What Happened Last Week

Last week, Disney (DIS) led the charge reporting earnings of $0.78, easily outpacing the $0.72 analysts expected. But that wasn't enough to keep shares from tumbling on a weak outlook.

At Macy's (M), revenue grew 7.3% to $5.94 billion, and earnings per share of $0.55 topped the $0.49 analysts had expected. The retailer had very upbeat comments in its earnings report, showing that maybe we're writing the consumer off too quickly.
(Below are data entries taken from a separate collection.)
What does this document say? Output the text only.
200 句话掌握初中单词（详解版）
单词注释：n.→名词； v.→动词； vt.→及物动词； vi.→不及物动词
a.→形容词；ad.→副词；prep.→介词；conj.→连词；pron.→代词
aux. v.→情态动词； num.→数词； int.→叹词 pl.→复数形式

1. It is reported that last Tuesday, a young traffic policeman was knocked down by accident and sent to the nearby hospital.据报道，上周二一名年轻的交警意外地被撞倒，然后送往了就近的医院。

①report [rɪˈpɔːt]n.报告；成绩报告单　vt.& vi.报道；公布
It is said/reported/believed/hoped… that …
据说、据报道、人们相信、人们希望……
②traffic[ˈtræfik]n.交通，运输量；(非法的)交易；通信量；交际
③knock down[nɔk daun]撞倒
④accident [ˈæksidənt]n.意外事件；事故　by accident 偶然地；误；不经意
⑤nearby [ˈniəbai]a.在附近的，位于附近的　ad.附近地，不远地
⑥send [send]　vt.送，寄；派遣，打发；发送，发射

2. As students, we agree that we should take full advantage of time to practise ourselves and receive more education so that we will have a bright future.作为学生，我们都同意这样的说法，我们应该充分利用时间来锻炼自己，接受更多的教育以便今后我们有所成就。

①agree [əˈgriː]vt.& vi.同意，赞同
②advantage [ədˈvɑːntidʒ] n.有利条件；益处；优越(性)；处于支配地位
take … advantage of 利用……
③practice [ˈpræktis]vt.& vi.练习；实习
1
A broad look at the S&P 500 shows that, on average, companies have reported earnings that were 7.2% higher than expectations, with only telecom coming in lower than expected. Information technology and financials have shown the most surprising earnings on the upside.

Sector
Above
Match
Below
Total Sector Surprise
Reported
Index
Consumer Discretionary
77%
9%
14%
10%
64
79
Consumer Staples
69%
13%
19%
1.4%
32
41
Energy
71%
0%
29%
6.9%
41
41
Financials
67%
9%
25%
12.4%
81
81
Healthcare
73%
16%
10%
5%
49
52
Industrials
65%
9%
26%
3.8%
57
60
Information Technology
81%
8%
11%
12.8%
63
75
Materials
63%
7%
30%
1.2%
30
30
Telecom
38%
25%
38%
(4.6%)
8
8
Utilities
55%
12%
33%
2.6%
33
33
S&P 500
69%
9%
21%
7.2%
458
500
Source: Capital IQ Consensus Estimate, a division of Standard & Poor's.

What to Watch for This Week

It's a focus on retail this week with Home Depot (HD) and Wal-Mart (WMT) highlighting the earnings reports. Analysts are expecting earnings per share of $0.82 and $1.08, respectively. With a market focused on consumer confidence and a shaky housing recovery, there will also be a lot of focus on what management sees for the third quarter.


Dell (DELL) reports earnings after the bell Tuesday, giving us a peek into the health of the PC market. Analysts are expecting earnings per share of $0.49.

We'll be providing our feedback on these earnings reports as they happen throughout the week. Until then, reading earnings reports and listening to conference calls can give you a head start on analyzing what's being reported.

Motley Fool contributor Travis Hoium owns shares of Disney. The Motley Fool owns shares of Wal-Mart. Motley Fool newsletter services have recommended buying shares of Home Depot, Disney, and Wal-Mart, as well as creating a diagonal call position in Wal-Mart.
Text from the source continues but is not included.